What else can you say at this point but "Playing in the Central Division Sucks".

But every NHL team has needs, and what I was looking for to bolster the Jets' prospect pool was either a center, or another high-end defenseman to join Trouba and Morrissey. While neither Jansen Harkens or Colin White would be bad picks here, I went with a player whose upside as a defenseman generally doesn't fall this far in the draft. With the 25th pick of the 2015 NHL Draft, the Jets selected Oliver Kylington, a defenseman out of Farjestad in the Swedish Elite League.

About Oliver Kylington

Kylington's strength as a defenseman is his skating. Kylington is rated consistently as one of the top skaters in this draft, which enables him to move the puck out of danger and into the offensive zone, where he can create opportunities. In terms of offensive skills, his passing stands out against his shooting (though his shot isn't weak).

Defensively, he's not thought to be spectacular or a liability, which is pretty awesome when you consider he's been playing in the Swedish Elite League since he was 16. What has given scouts concern is inconsistency in his game. His decisions aren't always great, and at times, he can seem unfocused. Your opinion on Kylington as a prospect will likely depend on whether you think his consistency issues are standard from a 17-yo-kid, or red flags signaling a potential bust.

A smart two-way defenseman who has termendous feeling for the game and reads the plays well. Kylington is only only average-sized, but lets your forget the missing inches with his hockey sense, his strong ision, and remarkable skating abilities. Owns a good shot from the blueline and combined with his very good puck and passing skills, he can guide a power play and the team's offensive game to success.- Rafik Soliman, Elite Prospects

Reliant on his skating gifts to cover up on defense. It's clear he wants to be a difference-maker, but should concentrate on a simpler game if he is to continue to develop. Too many questions to be answered about his game-reading ability to be certain he will develop.- McKeen's

He is a high-risk/high-reward player who takes chances but is able to create more offense than he allows. His lateral agility and overall mobility is excellent, but has fallen off this season as there are just too many times he has looked like a liability on the ice. Has the ability to make us scratch our heads in a few years as to why he dropped so low.- Future Considerations

Despite the uncertainty and disagreement surrounding him, Kylington could be the latest in a historic run of excellent first-round Swedish defensemen that includes Erik Karlsson, Victor Hedman, Oliver Ekman-Larsson, Hampus Lindholm, and Jonas Brodin. But despite this potential, his flaws are enough of a concern that he is expected to fall to the bottom half of the first round.

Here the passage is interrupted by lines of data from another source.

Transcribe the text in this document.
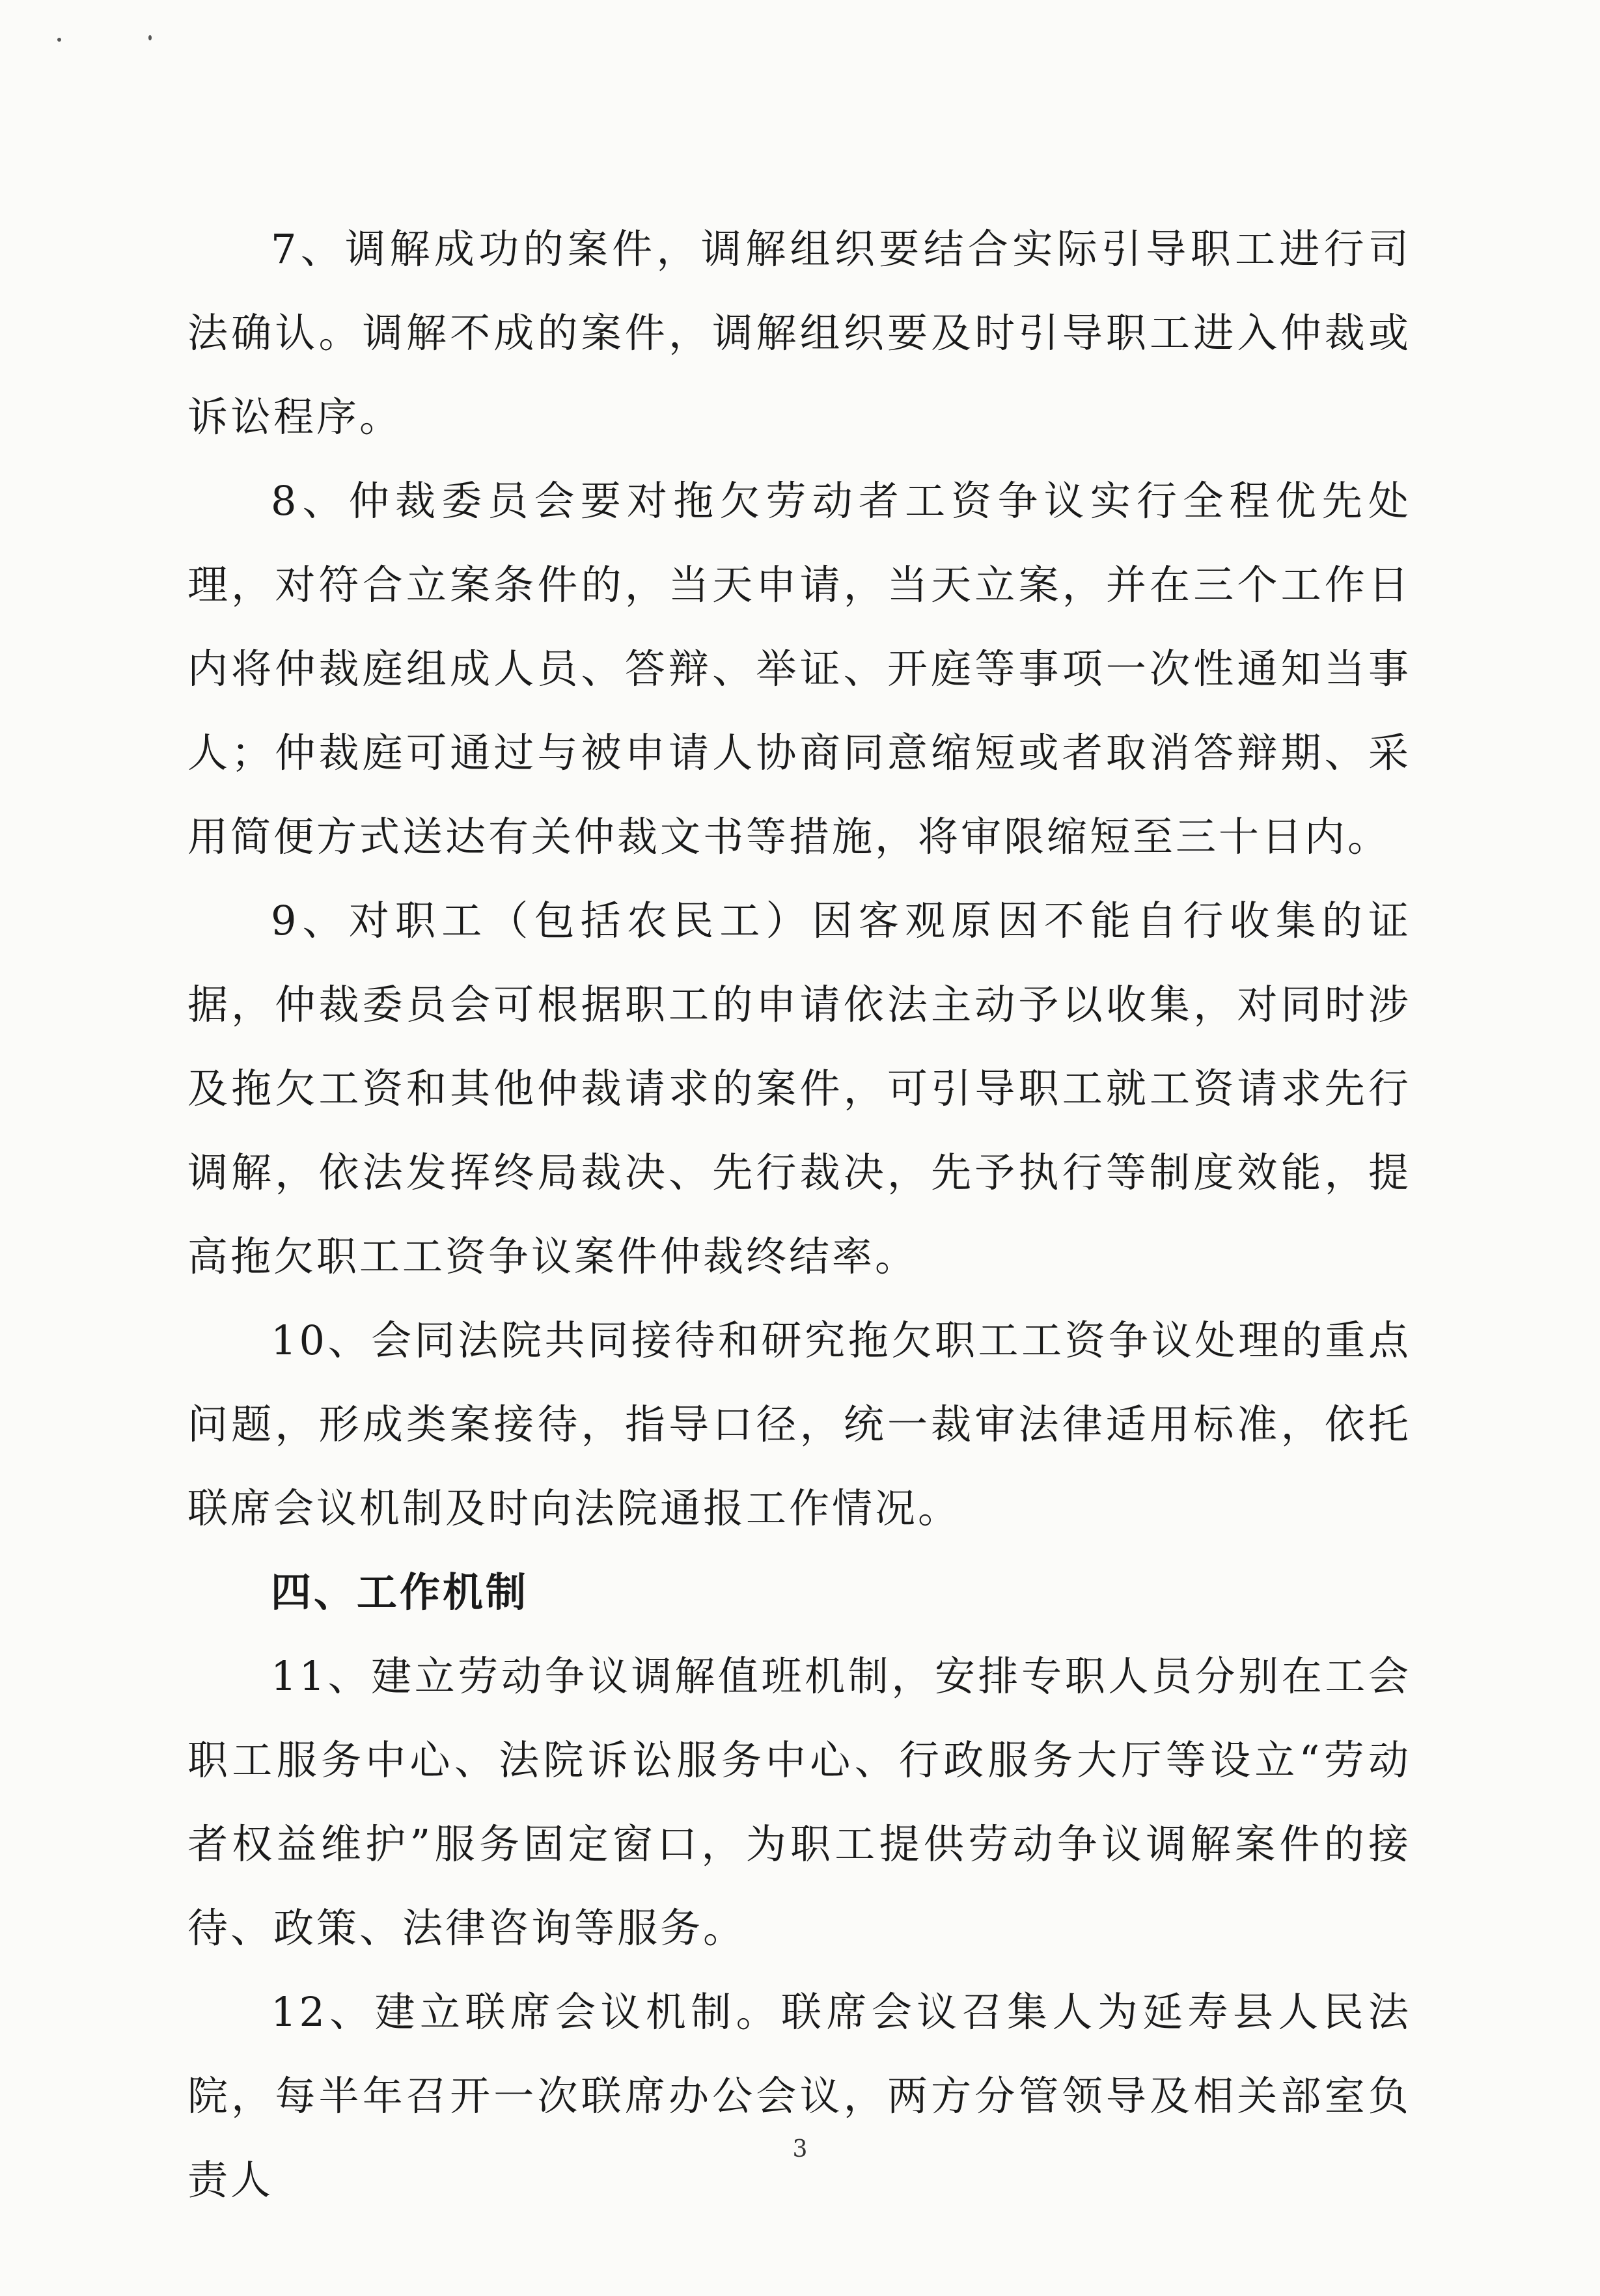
7、调解成功的案件，调解组织要结合实际引导职工进行司法确认。调解不成的案件，调解组织要及时引导职工进入仲裁或诉讼程序。

8、仲裁委员会要对拖欠劳动者工资争议实行全程优先处理，对符合立案条件的，当天申请，当天立案，并在三个工作日内将仲裁庭组成人员、答辩、举证、开庭等事项一次性通知当事人；仲裁庭可通过与被申请人协商同意缩短或者取消答辩期、采用简便方式送达有关仲裁文书等措施，将审限缩短至三十日内。

9、对职工（包括农民工）因客观原因不能自行收集的证据，仲裁委员会可根据职工的申请依法主动予以收集，对同时涉及拖欠工资和其他仲裁请求的案件，可引导职工就工资请求先行调解，依法发挥终局裁决、先行裁决，先予执行等制度效能，提高拖欠职工工资争议案件仲裁终结率。

10、会同法院共同接待和研究拖欠职工工资争议处理的重点问题，形成类案接待，指导口径，统一裁审法律适用标准，依托联席会议机制及时向法院通报工作情况。

四、工作机制

11、建立劳动争议调解值班机制，安排专职人员分别在工会职工服务中心、法院诉讼服务中心、行政服务大厅等设立“劳动者权益维护”服务固定窗口，为职工提供劳动争议调解案件的接待、政策、法律咨询等服务。

12、建立联席会议机制。联席会议召集人为延寿县人民法院，每半年召开一次联席办公会议，两方分管领导及相关部室负责人

3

How Would He Fit With the Wild?

The last time the Wild drafted a Swedish defenseman in the first round was 2011, when they selected Jonas Brodin at pick 10. So, I think it's safe to say that the Wild would like a smooth-skating Swedish blueliner.

While the Wild don't seem to have an immediate need on defense now, it bears noting how similar the circumstances are to that 2011 Draft. In 2011, Brent Burns was a year away from his contract expiring, and was in line for a big payday. With the Wild determining Burns would not be in their plans, they moved the skilled offensive defenseman at the draft, and selected Brodin (partially) to fill that organizational hole.

Fast-forward four years. The Wild are rumored to be shopping Jared Spurgeon a year before his contract expires. Might the Wild consider drafting Kylington at 20 if they were planning on trading an offensive defenseman? I think that's reasonable.

While organizationally, defense isn't a huge need, it's never a bad idea to have too many good, young defenseman. Furthermore, Kylington's upside means that he's the kind of "home-run swing" impact prospect the Wild are sorely missing in their farm system.